The test can be found here:

  • Run by starting run.bat. You need to have Java installed. If it can’t find Java, try to hardcode the path to java.exe in the bat-file.
  • The program pops up an option box where you can choose one of the 5 modes above. The peudo-instancing mode and the pure instancing modes are the interesting ones.
  • FPS is printed to the console every second.

The source can be found here: and requires LWJGL for OpenGL access. Shader source can be found in the shaders/ directory that comes with the test program. I’d like to point out that to go from 104 FPS to 11 FPS, all you need to do is to change a single line from glDrawArraysInstanced() to glDrawElementsInstanced():

if(mode == 3){
    glDrawArraysInstanced(GL_QUADS, 0, 4, NUM_QUADS);
    glDrawElementsInstanced(GL_TRIANGLES, 6, GL_UNSIGNED_SHORT, 0, NUM_QUADS);

The bug has been confirmed on all cards I’ve managed to test it on:
GTX 295 (both with SLI on and off)
GTX 460m (laptop)
GTX 460
GT 630
GTX 680

This bug is very seriously affecting my game’s performance since the environment is rendered using 8000 instances of a few meshes, forcing me to use a much less efficient Nvidia specific batching workaround to avoid the heavy performance hit.

Original post on

That is not really a bug.

Do NOT use GL_QUADS! Although the drivers surprisingly aren’t doing a very good job at breaking them up in triangles, you really should always be using triangles.

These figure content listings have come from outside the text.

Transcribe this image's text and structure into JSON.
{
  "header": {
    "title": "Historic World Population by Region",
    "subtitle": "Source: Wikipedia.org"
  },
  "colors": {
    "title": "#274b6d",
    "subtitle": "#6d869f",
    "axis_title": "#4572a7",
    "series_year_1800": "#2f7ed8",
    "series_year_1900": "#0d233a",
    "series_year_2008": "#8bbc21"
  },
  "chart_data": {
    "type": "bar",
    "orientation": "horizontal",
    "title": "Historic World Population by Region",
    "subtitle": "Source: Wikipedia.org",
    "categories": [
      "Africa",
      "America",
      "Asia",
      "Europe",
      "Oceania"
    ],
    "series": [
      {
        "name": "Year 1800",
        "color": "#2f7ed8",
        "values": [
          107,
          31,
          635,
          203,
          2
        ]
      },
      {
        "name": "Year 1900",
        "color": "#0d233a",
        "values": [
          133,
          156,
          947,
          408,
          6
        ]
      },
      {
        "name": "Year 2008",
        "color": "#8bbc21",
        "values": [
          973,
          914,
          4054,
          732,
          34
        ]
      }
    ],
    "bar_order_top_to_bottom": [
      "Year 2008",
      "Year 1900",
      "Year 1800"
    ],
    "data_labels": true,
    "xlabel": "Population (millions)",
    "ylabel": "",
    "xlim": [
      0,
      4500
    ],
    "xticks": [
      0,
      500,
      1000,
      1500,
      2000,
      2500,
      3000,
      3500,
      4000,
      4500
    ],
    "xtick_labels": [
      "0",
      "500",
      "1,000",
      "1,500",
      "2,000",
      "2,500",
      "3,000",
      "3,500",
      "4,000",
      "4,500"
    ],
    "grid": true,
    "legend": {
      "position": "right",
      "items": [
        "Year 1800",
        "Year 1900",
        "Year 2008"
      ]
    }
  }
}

This IS a bug, and it’s still there. Drawing a quad using GL_QUADS and glDrawArraysInstanced() is 9.5x as fast as drawing 2 triangles using GL_TRIANGLES to form a quad using glDrawElementsInstanced(). I repeat, GL_QUADS is almost 10x FASTER than triangles since they use glDrawArraysInstanced() instead of glDrawElementsInstanced(). Please reread my post.

Also, the GPU load reported by GPU-Z is much higher when using glDrawElementsInstanced() compared to batching (duplicating data the data X times in a VBO so I can draw X “instances” at a time using a standard glDrawElements() call):

Batching: 108 FPS, 56% GPU load, 26% memory controller load
Instancing: 83 FPS, 60% GPU load, 21% memory controller load.

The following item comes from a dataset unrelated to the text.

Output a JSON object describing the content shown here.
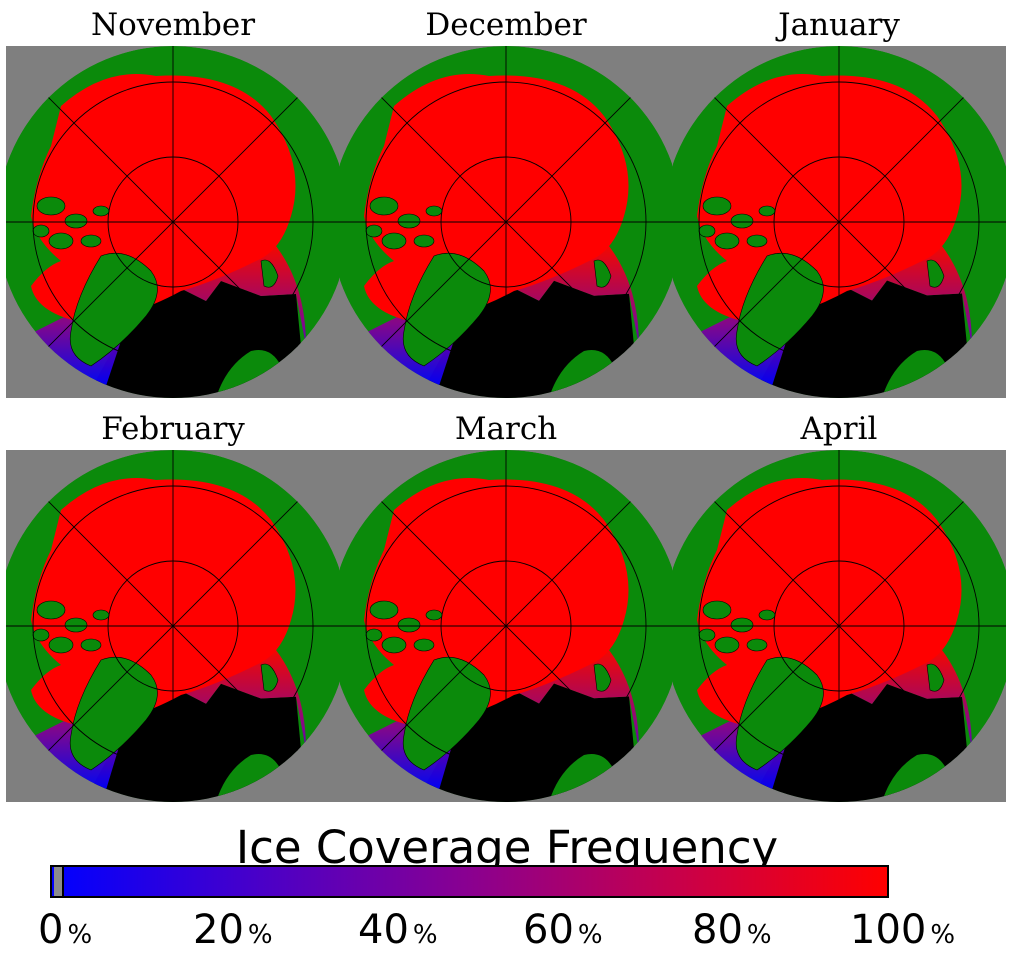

If I inflate the amount of terrain rendering (which uses instancing) I get the following values:

Batching: 35 FPS, 50% GPU load, 11% memory controller load
Instancing: 14 FPS, 58% GPU load, 6% memory controller load

If I run the same test on a computer with a weaker GPU, I get the following results:

Batching: 107 FPS, 97% GPU load, 50% memory controller load
Instancing: 70 FPS, 82% GPU load, 33% memory controller load
Please note that both of these two tests are heavily GPU bottlenecked. They ran the exact same FPS regardless of if the CPU clock is at 3.9GHz or at 2.5GHz. Note in particular how the GPU is unable to hit 100% before bottlenecking!

This is using a real world test which does NOT heavily rely on instancing in the first place, hence the performance hit is not as severe as in the test above, but still very noteworthy! Please look into this!!!


I managed to reproduce this as well. 2 milion particles.
Fixed positions, only difference between the two tests were just as yours ( glDrawElementsInstanced vs glDrawArrays with GL_QUADS).
I had more than double performance with GL_QUADS.
I could imagine that this is because of the way we’ve set the indices for our quads, maybe they end up trashing some cache in there ? I am not sure. It was an interesting find tho.
Soon I will also upload my code to github or something.

Thank you a lot for testing!

It could be that the cache is flushed or something between each instance when using indices or something, but cache misses are not the problem. You can confirm this by using quads and a “pass through” index buffer (simply containing the numbers 0 - 65535). It doesn’t matter what primitive you render. Simply using any index buffer at all kills performance.